= Guillermo Lora =

Bolivian Trotskyist labor leader and writer (1922–2009)

Guillermo Lora (Uncia, Potosi, 31 October 1922 - La Paz, 17 May 2009) was a Trotskyist leader in Bolivia who was active in the Revolutionary Workers' Party (POR) from the early 1940s and was its best known leader.

Lora became active in the POR when it was in the process of building links with the Bolivian labor movement, most notably the Federation of Bolivian Mine Workers (FSTMB). Following the POR's participation in the 1952 "Bolivian National Revolution", its power was quickly circumscribed by the ruling Revolutionary Nationalist Movement (MNR). In the 1960s, when a faction of the POR sought to follow the example of Che Guevara and engage in guerrilla warfare, Lora led a second group, generally referred to as 'POR(Masas)', that maintained its focus on the labor movement.

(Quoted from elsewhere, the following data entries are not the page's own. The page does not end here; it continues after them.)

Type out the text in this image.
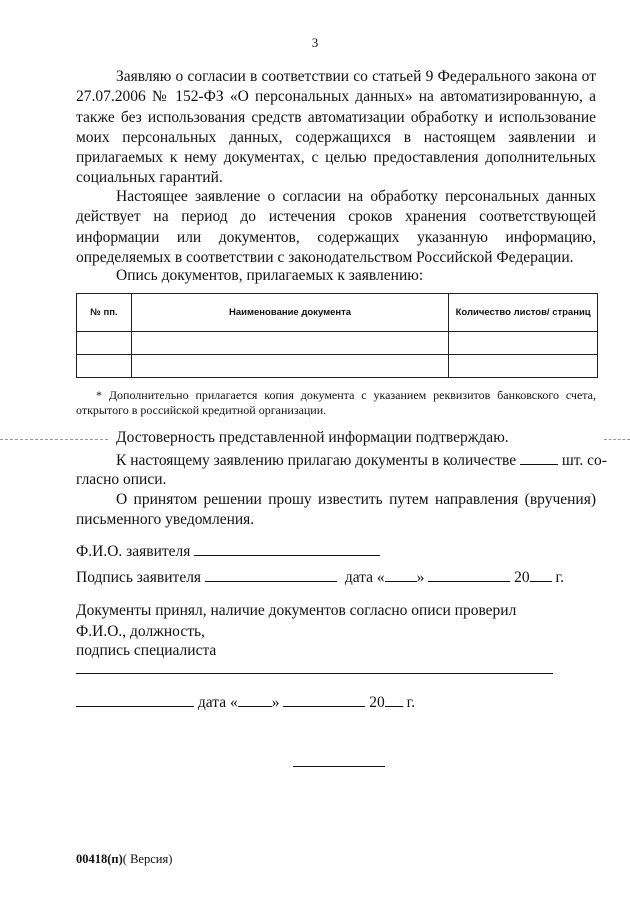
3
Заявляю о согласии в соответствии со статьей 9 Федерального закона от 27.07.2006 № 152-ФЗ «О персональных данных» на автоматизированную, а также без использования средств автоматизации обработку и использование моих персональных данных, содержащихся в настоящем заявлении и прилагаемых к нему документах, с целью предоставления дополнительных социальных гарантий.
Настоящее заявление о согласии на обработку персональных данных действует на период до истечения сроков хранения соответствующей информации или документов, содержащих указанную информацию, определяемых в соответствии с законодательством Российской Федерации.
Опись документов, прилагаемых к заявлению:
№ пп.	Наименование документа	Количество листов/ страниц

* Дополнительно прилагается копия документа с указанием реквизитов банковского счета, открытого в российской кредитной организации.
Достоверность представленной информации подтверждаю.
К настоящему заявлению прилагаю документы в количестве	шт. со-
гласно описи.
О принятом решении прошу известить путем направления (вручения) письменного уведомления.
Ф.И.О. заявителя
Подпись заявителя	дата « »	20 г.
Документы принял, наличие документов согласно описи проверил
Ф.И.О., должность,
подпись специалиста
дата « »	20 г.
00418(п)( Версия)
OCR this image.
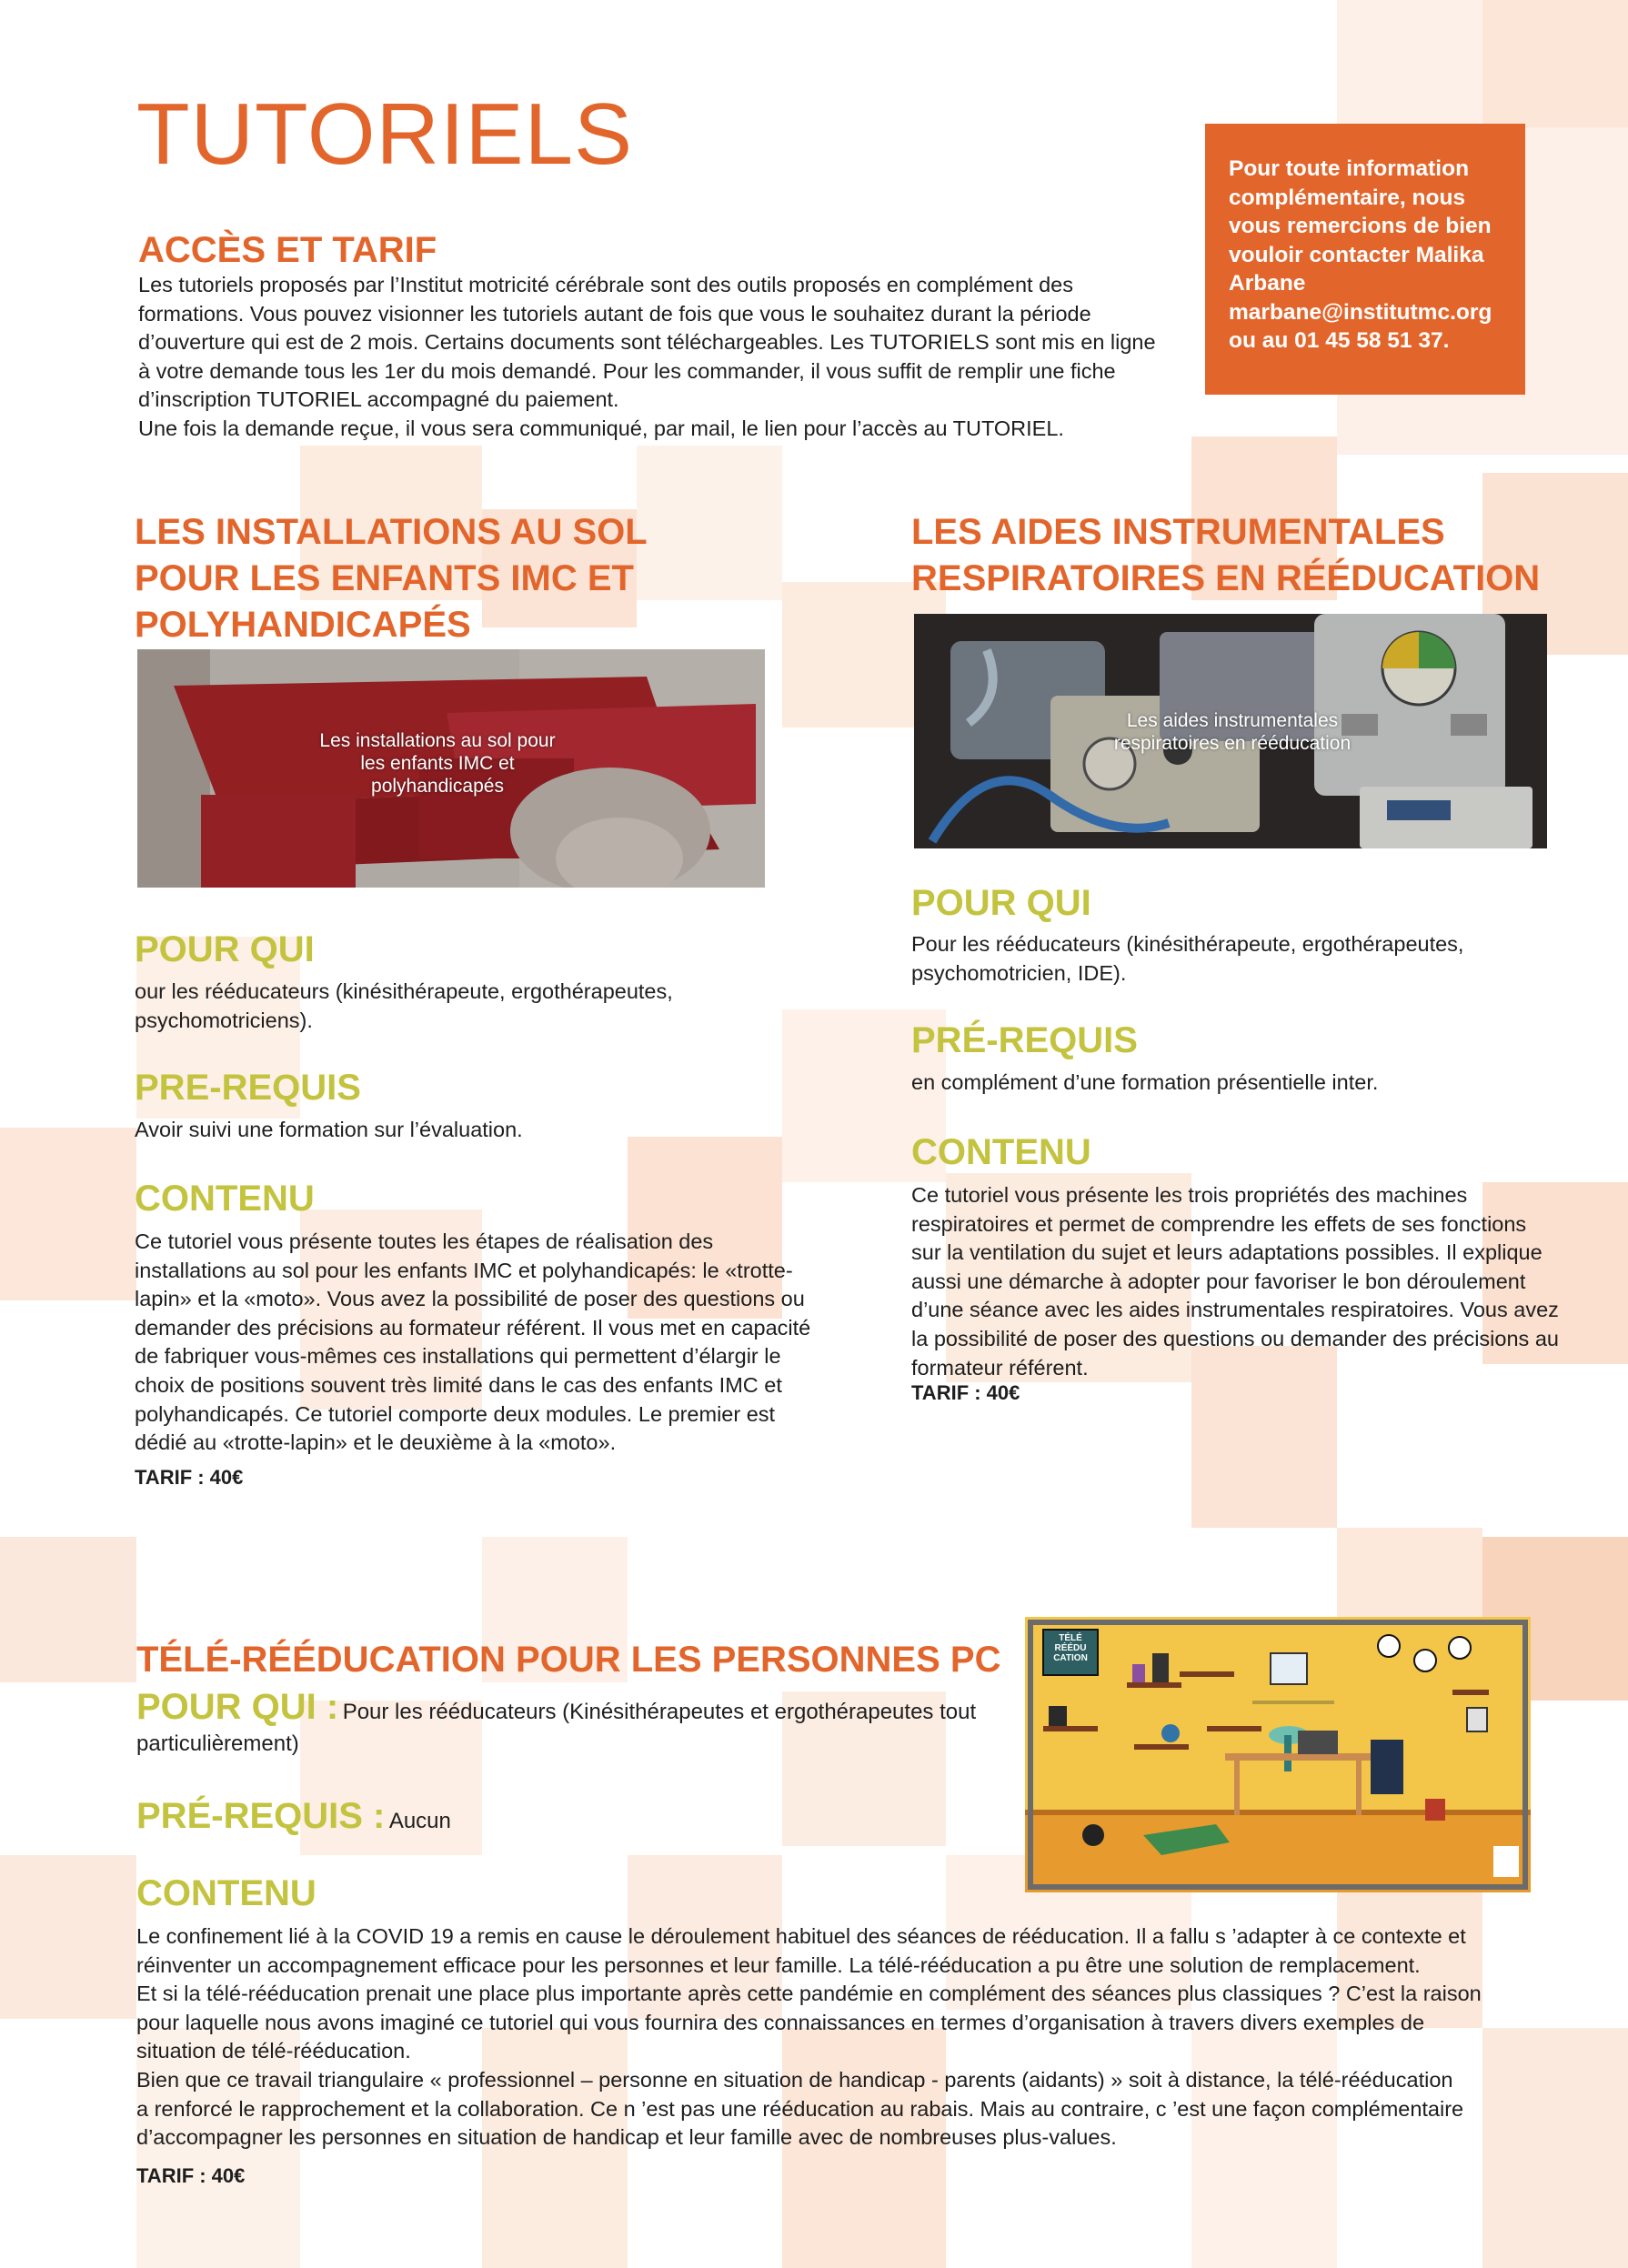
TUTORIELS
ACCÈS ET TARIF
Les tutoriels proposés par l’Institut motricité cérébrale sont des outils proposés en complément des
formations. Vous pouvez visionner les tutoriels autant de fois que vous le souhaitez durant la période
d’ouverture qui est de 2 mois. Certains documents sont téléchargeables. Les TUTORIELS sont mis en ligne
à votre demande tous les 1er du mois demandé. Pour les commander, il vous suffit de remplir une fiche
d’inscription TUTORIEL accompagné du paiement.
Une fois la demande reçue, il vous sera communiqué, par mail, le lien pour l’accès au TUTORIEL.
Pour toute information
complémentaire, nous
vous remercions de bien
vouloir contacter Malika
Arbane
marbane@institutmc.org
ou au 01 45 58 51 37.
LES INSTALLATIONS AU SOL
POUR LES ENFANTS IMC ET
POLYHANDICAPÉS
Les installations au sol pour
les enfants IMC et
polyhandicapés
POUR QUI
our les rééducateurs (kinésithérapeute, ergothérapeutes,
psychomotriciens).
PRE-REQUIS
Avoir suivi une formation sur l’évaluation.
CONTENU
Ce tutoriel vous présente toutes les étapes de réalisation des
installations au sol pour les enfants IMC et polyhandicapés: le «trotte-
lapin» et la «moto». Vous avez la possibilité de poser des questions ou
demander des précisions au formateur référent. Il vous met en capacité
de fabriquer vous-mêmes ces installations qui permettent d’élargir le
choix de positions souvent très limité dans le cas des enfants IMC et
polyhandicapés. Ce tutoriel comporte deux modules. Le premier est
dédié au «trotte-lapin» et le deuxième à la «moto».
TARIF : 40€
LES AIDES INSTRUMENTALES
RESPIRATOIRES EN RÉÉDUCATION
Les aides instrumentales
respiratoires en rééducation
POUR QUI
Pour les rééducateurs (kinésithérapeute, ergothérapeutes,
psychomotricien, IDE).
PRÉ-REQUIS
en complément d’une formation présentielle inter.
CONTENU
Ce tutoriel vous présente les trois propriétés des machines
respiratoires et permet de comprendre les effets de ses fonctions
sur la ventilation du sujet et leurs adaptations possibles. Il explique
aussi une démarche à adopter pour favoriser le bon déroulement
d’une séance avec les aides instrumentales respiratoires. Vous avez
la possibilité de poser des questions ou demander des précisions au
formateur référent.
TARIF : 40€
TÉLÉ-RÉÉDUCATION POUR LES PERSONNES PC
POUR QUI : Pour les rééducateurs (Kinésithérapeutes et ergothérapeutes tout
particulièrement)
PRÉ-REQUIS : Aucun
CONTENU
TÉLÉ RÉÉDU CATION
Le confinement lié à la COVID 19 a remis en cause le déroulement habituel des séances de rééducation. Il a fallu s ’adapter à ce contexte et
réinventer un accompagnement efficace pour les personnes et leur famille. La télé-rééducation a pu être une solution de remplacement.
Et si la télé-rééducation prenait une place plus importante après cette pandémie en complément des séances plus classiques ? C’est la raison
pour laquelle nous avons imaginé ce tutoriel qui vous fournira des connaissances en termes d’organisation à travers divers exemples de
situation de télé-rééducation.
Bien que ce travail triangulaire « professionnel – personne en situation de handicap - parents (aidants) » soit à distance, la télé-rééducation
a renforcé le rapprochement et la collaboration. Ce n ’est pas une rééducation au rabais. Mais au contraire, c ’est une façon complémentaire
d’accompagner les personnes en situation de handicap et leur famille avec de nombreuses plus-values.
TARIF : 40€
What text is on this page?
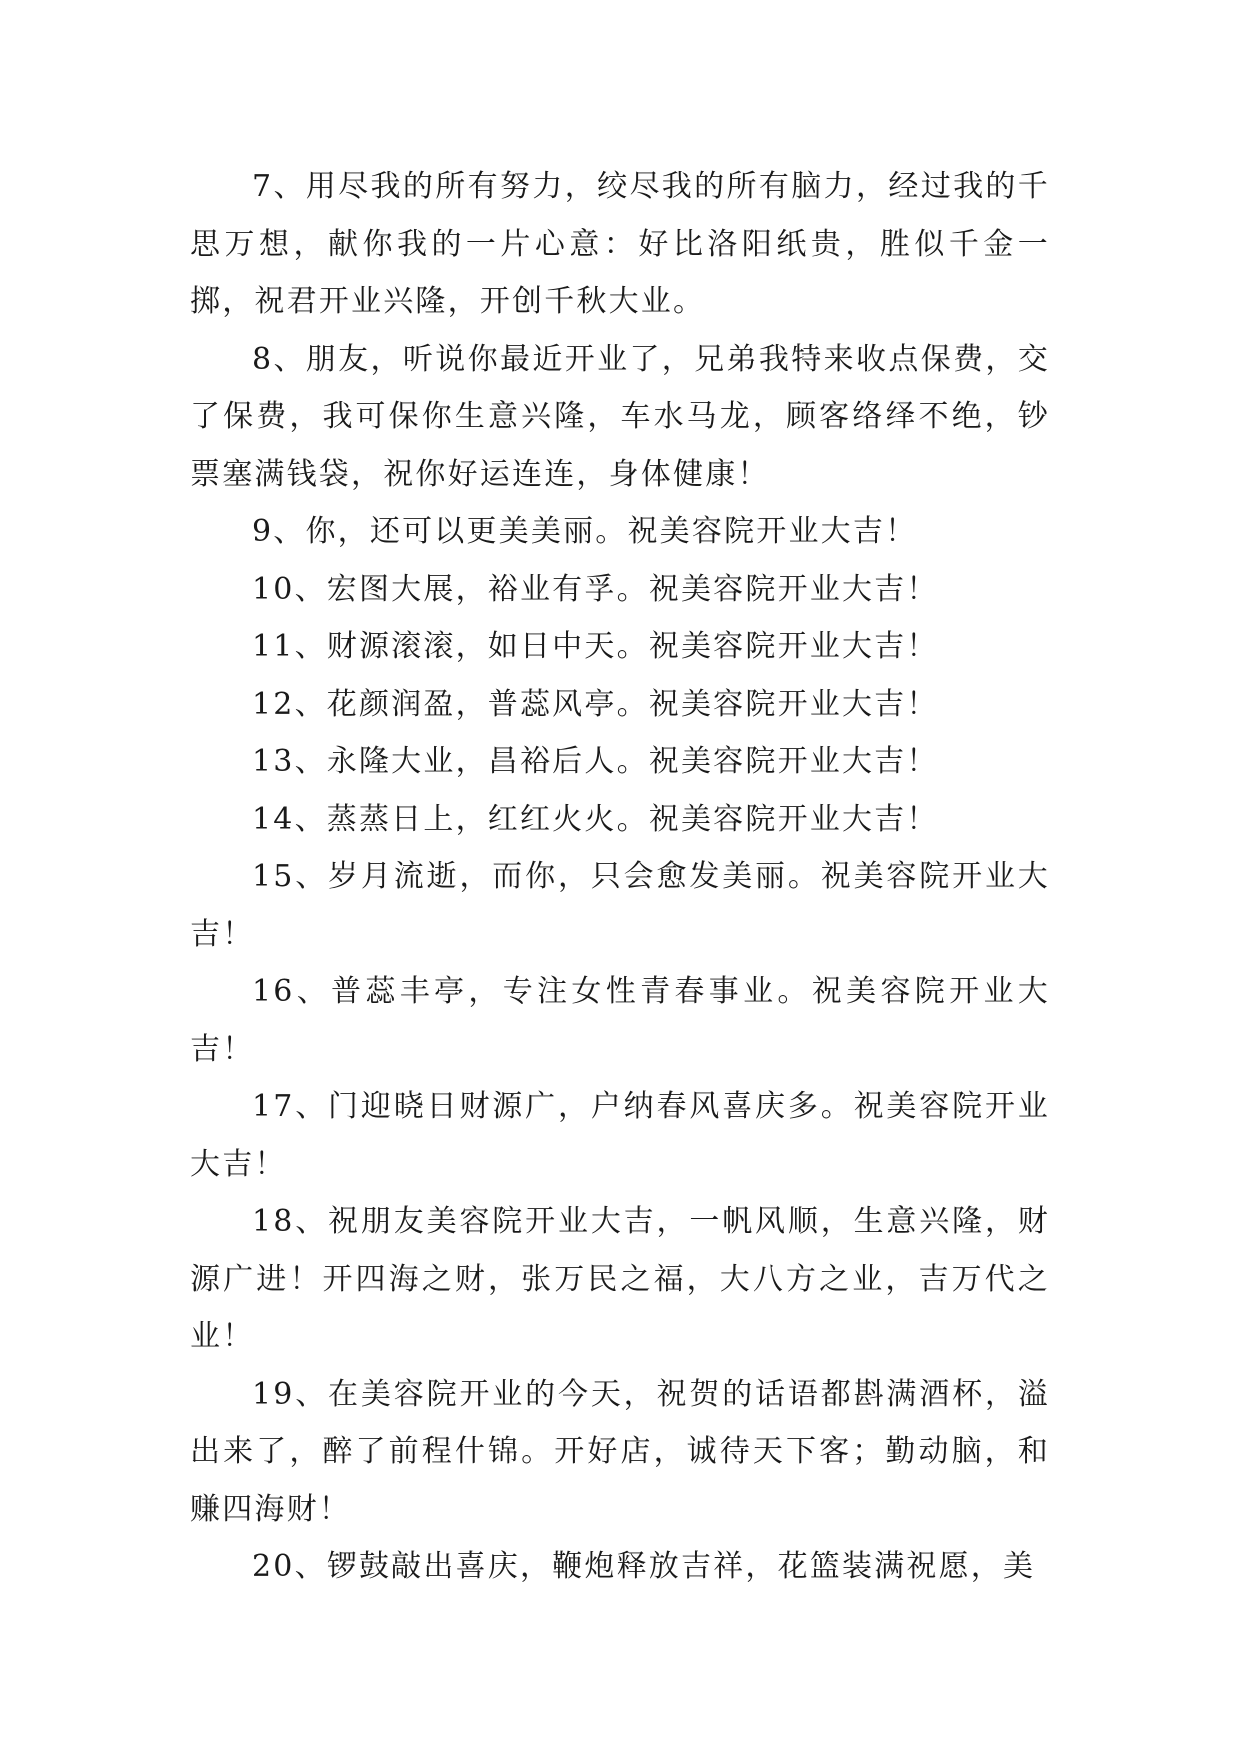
7、用尽我的所有努力，绞尽我的所有脑力，经过我的千思万想，献你我的一片心意：好比洛阳纸贵，胜似千金一掷，祝君开业兴隆，开创千秋大业。

8、朋友，听说你最近开业了，兄弟我特来收点保费，交了保费，我可保你生意兴隆，车水马龙，顾客络绎不绝，钞票塞满钱袋，祝你好运连连，身体健康！

9、你，还可以更美美丽。祝美容院开业大吉！

10、宏图大展，裕业有孚。祝美容院开业大吉！

11、财源滚滚，如日中天。祝美容院开业大吉！

12、花颜润盈，普蕊风亭。祝美容院开业大吉！

13、永隆大业，昌裕后人。祝美容院开业大吉！

14、蒸蒸日上，红红火火。祝美容院开业大吉！

15、岁月流逝，而你，只会愈发美丽。祝美容院开业大吉！

16、普蕊丰亭，专注女性青春事业。祝美容院开业大吉！

17、门迎晓日财源广，户纳春风喜庆多。祝美容院开业大吉！

18、祝朋友美容院开业大吉，一帆风顺，生意兴隆，财源广进！开四海之财，张万民之福，大八方之业，吉万代之业！

19、在美容院开业的今天，祝贺的话语都斟满酒杯，溢出来了，醉了前程什锦。开好店，诚待天下客；勤动脑，和赚四海财！

20、锣鼓敲出喜庆，鞭炮释放吉祥，花篮装满祝愿，美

Though Lora sympathized with the International Committee of the Fourth International, his faction of the POR did not affiliate with any international socialist grouping during the time. In 1988, POR(Masas) founded the Liaison Committee for the Reconstruction of the Fourth International (CERCI).

During the years of military dictatorship in Bolivia in the 1970s, Lora and his faction of the POR were an important ally of Juan Lechín Oquendo (the president of the miners' union). Though it is far smaller than at its height in 1952, Lora's POR still remains as one of the largest Trotskyist groups in Bolivia.